Él me regaló un Corán, que guardo, y me dijo que él no era creyente al cien por cien. Nadie lo es realmente en la totalidad de la expresión.

Durante el tiempo que tuvimos contacto me gustaba charlar con él, imagino que cómo Ud.; en mi caso no fue en un bar sino en mi despacho. La justicia española quiso ensañarse con él por un delito al que le condenaron y que intentamos disfrazar de la mejor manera posible.

Era un tipo culto, daba mucho juego su conversación que se desviaba siempre del motivo de la misma.

Agradezco a Cherradi su imponente vitalidad y las enseñanzas compartidas con él.
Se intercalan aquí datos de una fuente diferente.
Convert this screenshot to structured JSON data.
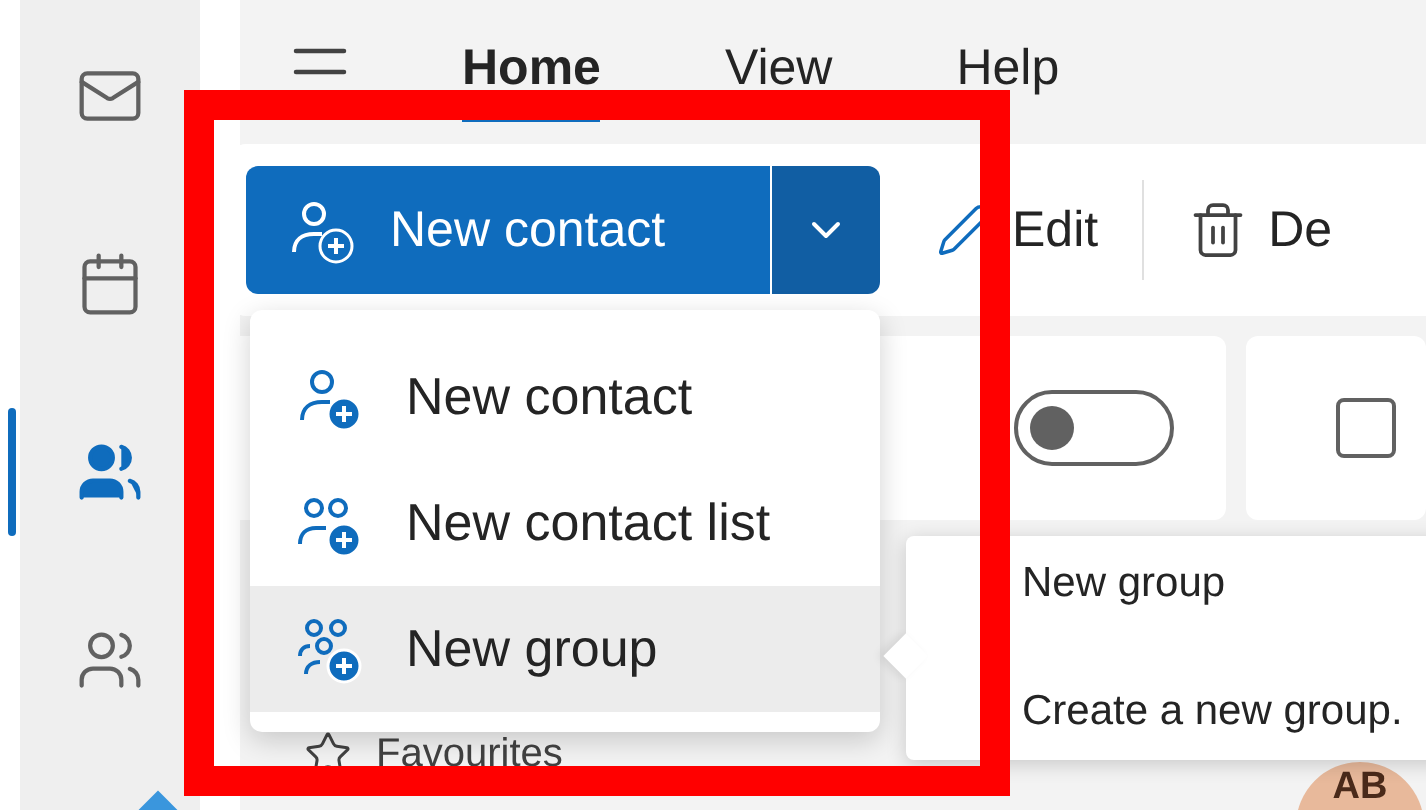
{
  "rail": [
    {
      "kind": "mail",
      "selected": false
    },
    {
      "kind": "calendar",
      "selected": false
    },
    {
      "kind": "people",
      "selected": true
    },
    {
      "kind": "groups",
      "selected": false
    }
  ],
  "tabs": [
    {
      "label": "Home",
      "selected": true
    },
    {
      "label": "View",
      "selected": false
    },
    {
      "label": "Help",
      "selected": false
    }
  ],
  "toolbar": {
    "primary": "New contact",
    "buttons": [
      {
        "kind": "edit",
        "label": "Edit"
      },
      {
        "kind": "delete",
        "label": "De"
      }
    ]
  },
  "toggle": {
    "on": false
  },
  "checkbox": {
    "checked": false
  },
  "menu": [
    {
      "kind": "contact",
      "label": "New contact",
      "hovered": false
    },
    {
      "kind": "list",
      "label": "New contact list",
      "hovered": false
    },
    {
      "kind": "group",
      "label": "New group",
      "hovered": true
    }
  ],
  "tooltip": {
    "title": "New group",
    "text": "Create a new group."
  },
  "favourites": "Favourites",
  "avatar": "AB"
}
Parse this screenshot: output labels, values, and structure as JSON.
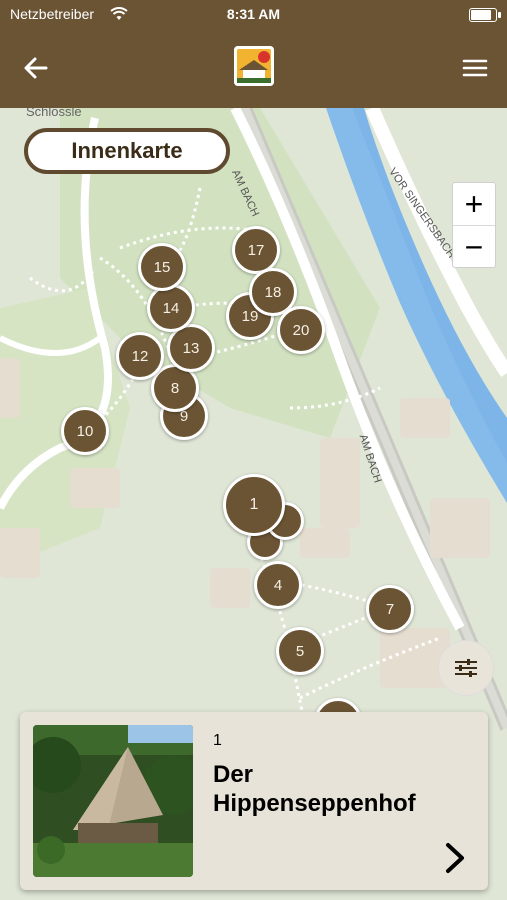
{
  "status": {
    "carrier": "Netzbetreiber",
    "time": "8:31 AM",
    "battery_level": 0.9
  },
  "navbar": {
    "back_icon": "back-arrow-icon",
    "logo_icon": "farmhouse-logo-icon",
    "menu_icon": "hamburger-menu-icon"
  },
  "map": {
    "innenkarte_label": "Innenkarte",
    "zoom_in_label": "+",
    "zoom_out_label": "−",
    "labels": {
      "schlossle": "Schlössle",
      "am_bach_top": "AM BACH",
      "am_bach_mid": "AM BACH",
      "vor_singersbach": "VOR SINGERSBACH"
    },
    "markers": [
      "1",
      "4",
      "5",
      "7",
      "8",
      "9",
      "10",
      "12",
      "13",
      "14",
      "15",
      "17",
      "18",
      "19",
      "20"
    ]
  },
  "filter_icon": "sliders-icon",
  "card": {
    "number": "1",
    "title": "Der Hippenseppenhof",
    "image": "hippenseppenhof-photo",
    "chevron_icon": "chevron-right-icon"
  }
}
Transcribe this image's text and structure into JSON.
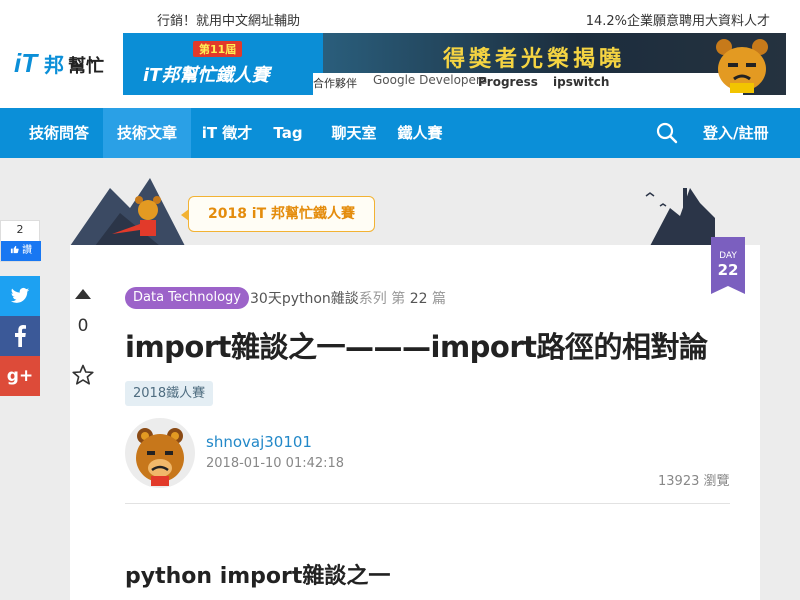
{
  "promo": {
    "left": "行銷！就用中文網址輔助",
    "right": "14.2%企業願意聘用大資料人才"
  },
  "logo": {
    "text": "iT邦幫忙"
  },
  "banner": {
    "edition": "第11屆",
    "title": "iT邦幫忙鐵人賽",
    "headline": "得獎者光榮揭曉",
    "sponsor_label": "合作夥伴",
    "sponsors": [
      "Google Developers",
      "Progress",
      "ipswitch"
    ]
  },
  "nav": {
    "items": [
      "技術問答",
      "技術文章",
      "iT 徵才",
      "Tag",
      "聊天室",
      "鐵人賽"
    ],
    "active": "技術文章",
    "login": "登入/註冊"
  },
  "ironman": {
    "label": "2018 iT 邦幫忙鐵人賽"
  },
  "day": {
    "label": "DAY",
    "number": "22"
  },
  "vote": {
    "count": "0"
  },
  "article": {
    "category": "Data Technology",
    "series_name": "30天python雜談",
    "series_word": "系列",
    "series_ordinal_prefix": "第",
    "series_number": "22",
    "series_ordinal_suffix": "篇",
    "title": "import雜談之一———import路徑的相對論",
    "tag": "2018鐵人賽",
    "author": "shnovaj30101",
    "date": "2018-01-10 01:42:18",
    "views": "13923 瀏覽",
    "heading": "python import雜談之一"
  },
  "share": {
    "like_count": "2",
    "like_label": "讚",
    "twitter_icon": "twitter-icon",
    "facebook_icon": "facebook-icon",
    "googleplus_label": "g+"
  },
  "colors": {
    "nav_bg": "#0b8fd8",
    "nav_active": "#2aa0e6",
    "category_tag": "#9c63c9",
    "day_ribbon": "#7b5fbf",
    "ironman_accent": "#e48c0c",
    "link": "#2288c8"
  }
}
Yo aprendí más de él que él de mi. Al fin y al cabo yo solo fui su abogado pero él fue toda su persona.

Gracias.

Maestre Patarrán dijo...

Joder que, bueno.
Y que triste.
Ay, Señor.
"De vosotros depende, era la respuesta. De que vosotros, europeos, hagáis necesario, o no, ese pañuelo en la cabeza de mis hijas. De que nos protejáis con firmeza frente a los que lo exigen en nombre de Dios; pero también, por otra parte, tengáis la inteligencia precisa para que mis hijas, en este Occidente que a menudo no sabe lo que quiere, no se vean obligadas a recurrir a ese pañuelo como símbolo de dignidad, de independencia y de orgullo. Dadles motivos para no llevarlo. Convencedlas, con inteligencia y respeto, de que su identidad debe integrarse en la de todos, sin renunciar por eso a lo que son, a lo que soy, a lo que somos. Persuadidlas de que un compañero de colegio, un vecino, un novio no musulmán, también pueden ser una familia. Un futuro. "

Anónimo dijo...

Me paice que no. ¿Apego a la familia en muslikistan? No. Y no es por religión ni por desarrollo sino por tradición sin valores.